Ablations indicate scoring bias corrections, task-specific sample balancing, and careful decontamination have an outsized impact relative to raw dataset volume. The Bradley–Terry pairwise loss remains optimal in this setting. These results reinforce the finding that reward model generalization is bottlenecked primarily by input data signal and annotation rigor.

6. Vulnerabilities to Token-Space Attacks

Despite strong semantic alignment, Skywork-Reward-V2-Llama-3.1-8B exhibits severe vulnerabilities to adversarial optimization operating directly in token space.
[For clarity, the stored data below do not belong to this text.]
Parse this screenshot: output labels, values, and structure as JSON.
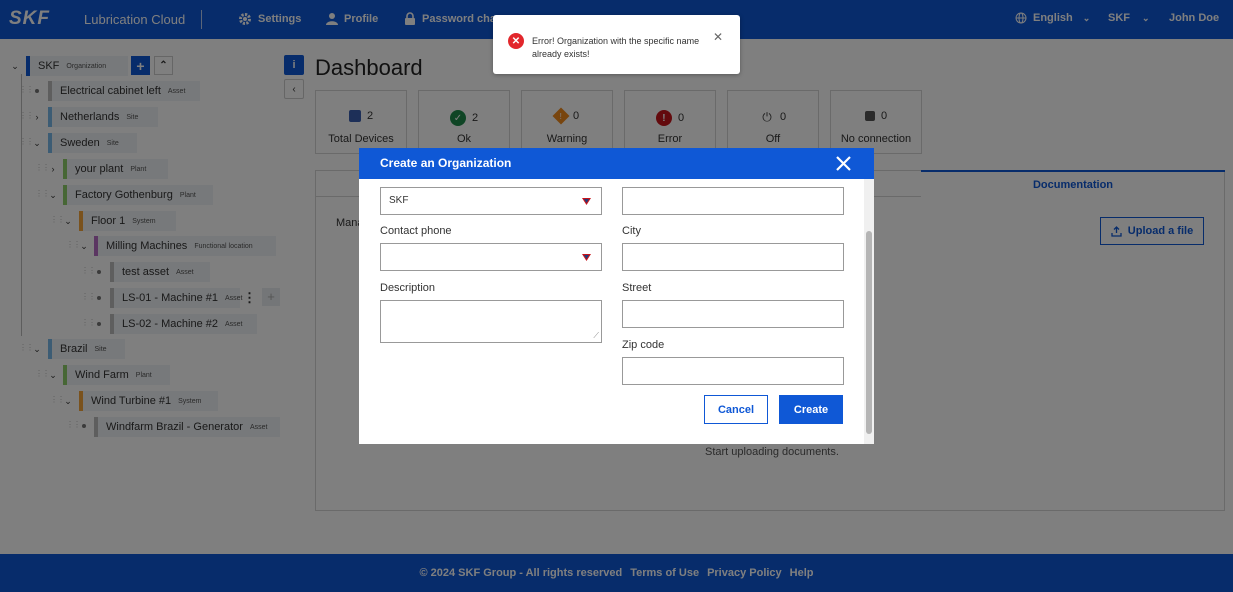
{
  "header": {
    "logo": "SKF",
    "app_name": "Lubrication Cloud",
    "nav": {
      "settings": "Settings",
      "profile": "Profile",
      "password": "Password cha"
    },
    "language": "English",
    "organization": "SKF",
    "user": "John Doe"
  },
  "tree": {
    "nodes": [
      {
        "label": "SKF",
        "type": "Organization"
      },
      {
        "label": "Electrical cabinet left",
        "type": "Asset"
      },
      {
        "label": "Netherlands",
        "type": "Site"
      },
      {
        "label": "Sweden",
        "type": "Site"
      },
      {
        "label": "your plant",
        "type": "Plant"
      },
      {
        "label": "Factory Gothenburg",
        "type": "Plant"
      },
      {
        "label": "Floor 1",
        "type": "System"
      },
      {
        "label": "Milling Machines",
        "type": "Functional location"
      },
      {
        "label": "test asset",
        "type": "Asset"
      },
      {
        "label": "LS-01 - Machine #1",
        "type": "Asset"
      },
      {
        "label": "LS-02 - Machine #2",
        "type": "Asset"
      },
      {
        "label": "Brazil",
        "type": "Site"
      },
      {
        "label": "Wind Farm",
        "type": "Plant"
      },
      {
        "label": "Wind Turbine #1",
        "type": "System"
      },
      {
        "label": "Windfarm Brazil - Generator",
        "type": "Asset"
      }
    ]
  },
  "dashboard": {
    "title": "Dashboard",
    "stats": [
      {
        "count": "2",
        "label": "Total Devices"
      },
      {
        "count": "2",
        "label": "Ok"
      },
      {
        "count": "0",
        "label": "Warning"
      },
      {
        "count": "0",
        "label": "Error"
      },
      {
        "count": "0",
        "label": "Off"
      },
      {
        "count": "0",
        "label": "No connection"
      }
    ],
    "documentation_tab": "Documentation",
    "partial_label": "Mana",
    "upload_button": "Upload a file",
    "empty_text": "Start uploading documents."
  },
  "modal": {
    "title": "Create an Organization",
    "fields": {
      "name_value": "SKF",
      "contact_phone_label": "Contact phone",
      "description_label": "Description",
      "city_label": "City",
      "street_label": "Street",
      "zip_label": "Zip code"
    },
    "cancel": "Cancel",
    "create": "Create"
  },
  "toast": {
    "message": "Error! Organization with the specific name already exists!"
  },
  "footer": {
    "copyright": "© 2024 SKF Group - All rights reserved",
    "terms": "Terms of Use",
    "privacy": "Privacy Policy",
    "help": "Help"
  },
  "colors": {
    "primary": "#0f58d6",
    "error": "#e2272c",
    "ok": "#1e8a4a",
    "warning": "#f08a1c"
  }
}
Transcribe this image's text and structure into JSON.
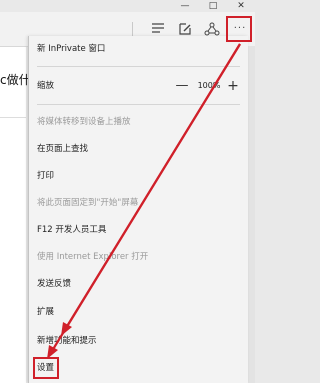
{
  "window": {
    "minimize_icon": "minimize-icon",
    "maximize_icon": "maximize-icon",
    "close_icon": "close-icon"
  },
  "toolbar": {
    "icons": [
      "hub-icon",
      "web-note-icon",
      "share-icon",
      "more-actions-icon"
    ],
    "more_label": "···"
  },
  "page": {
    "partial_text": "c做什"
  },
  "menu": {
    "new_inprivate": "新 InPrivate 窗口",
    "zoom_label": "缩放",
    "zoom_minus": "—",
    "zoom_value": "100%",
    "zoom_plus": "+",
    "cast_media": "将媒体转移到设备上播放",
    "find_on_page": "在页面上查找",
    "print": "打印",
    "pin_to_start": "将此页面固定到\"开始\"屏幕",
    "f12_tools": "F12 开发人员工具",
    "open_with_ie": "使用 Internet Explorer 打开",
    "send_feedback": "发送反馈",
    "extensions": "扩展",
    "whats_new": "新增功能和提示",
    "settings": "设置"
  },
  "annotation": {
    "color": "#d0202a"
  }
}
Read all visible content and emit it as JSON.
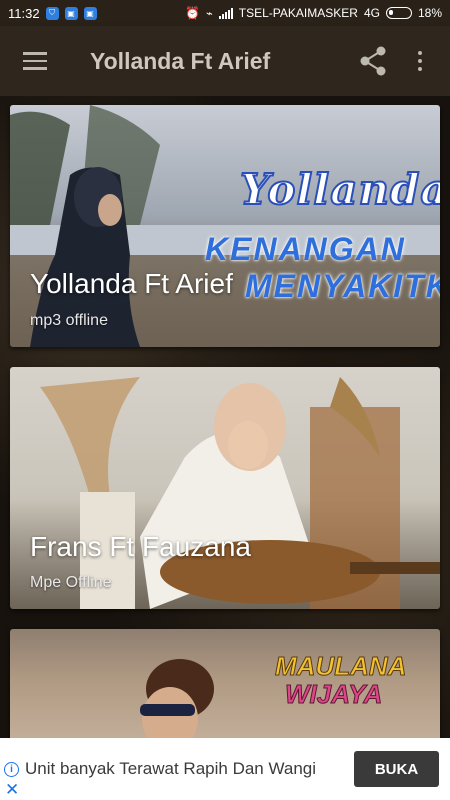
{
  "status_bar": {
    "time": "11:32",
    "carrier": "TSEL-PAKAIMASKER",
    "network": "4G",
    "battery": "18%"
  },
  "toolbar": {
    "title": "Yollanda Ft Arief",
    "menu_icon": "hamburger-menu-icon",
    "share_icon": "share-icon",
    "more_icon": "more-vert-icon"
  },
  "cards": [
    {
      "title": "Yollanda Ft Arief",
      "subtitle": "mp3 offline",
      "art_lines": [
        "Yollanda",
        "KENANGAN",
        "MENYAKITKAN"
      ]
    },
    {
      "title": "Frans Ft Fauzana",
      "subtitle": "Mpe Offline"
    },
    {
      "art_lines": [
        "MAULANA",
        "WIJAYA"
      ]
    }
  ],
  "ad": {
    "text": "Unit banyak Terawat Rapih Dan Wangi",
    "button": "BUKA",
    "info_icon": "info-icon",
    "close_icon": "close-icon"
  },
  "colors": {
    "toolbar_bg": "#2f271d",
    "status_bg": "#2a2219",
    "ad_button": "#3a3a3a",
    "ad_accent": "#1a73e8"
  }
}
The Token Mapping Perturbation Attack (TOMPA) framework bypasses natural language generation and instead maximizes RM scores over raw token sequences. Under this black-box policy optimization, TOMPA nearly doubles the average reward for Llama RM compared to GPT-5 reference answers (from 17.48±0.53 to 33.64±0.85, beating GPT-5 on 98% of held-out prompts). The adversarial outputs are nonsensical, with high reward only at maximum sequence length (2048 tokens), revealing representational blind spots and pathological length biases in the RM (Zhang et al., 3 Apr 2026).

Representative TOMPA outputs include repeated special tokens and gibberish:

“<unk> ¤ÍÛäß Ô»≤¶≤ⁿ …𝚌𝚘𝚕𝚕𝚎𝚌𝚝_𝚌𝚑𝚊𝚛𝚜();‹‹‹…”, “«╬╅╬╏╬╅╬╏╍╏╍╬╅╬⌛⌛⌛%%%ˡˡ…” (reward > +34.9).

This exposes a critical misalignment between token-level representation and semantic correctness, as well as a lack of robust out-of-distribution detection.

7. Limitations, Failure Modes, and Future Directions

The model does not fully capture the diversity of human preference, tending to prefer majority-style responses; rare or controversial preferences are underrepresented. Fully automated LLM-only curation is brittle on subjective cases. Edge cases with near-tied preference, or nuanced safety distinctions (hard refusal vs. partial compliance), occasionally remain misranked (Liu et al., 2 Jul 2025).

Token-space adversarial vulnerability exposes the need for next-generation reward models to incorporate adversarial training against synthetic or token-perturbed sequences, enforce semantic or syntactic constraints, and diversify RM ensembles. Length normalization penalties and formal robustness guarantees are proposed avenues for defense (Zhang et al., 3 Apr 2026).

This suggests that, beyond further dataset scaling or incremental model capacity increases, primary research attention should shift to comprehensive data curation protocols, adversarial robustness in input representation, and systematic auditing for benchmark contamination and out-of-distribution detection.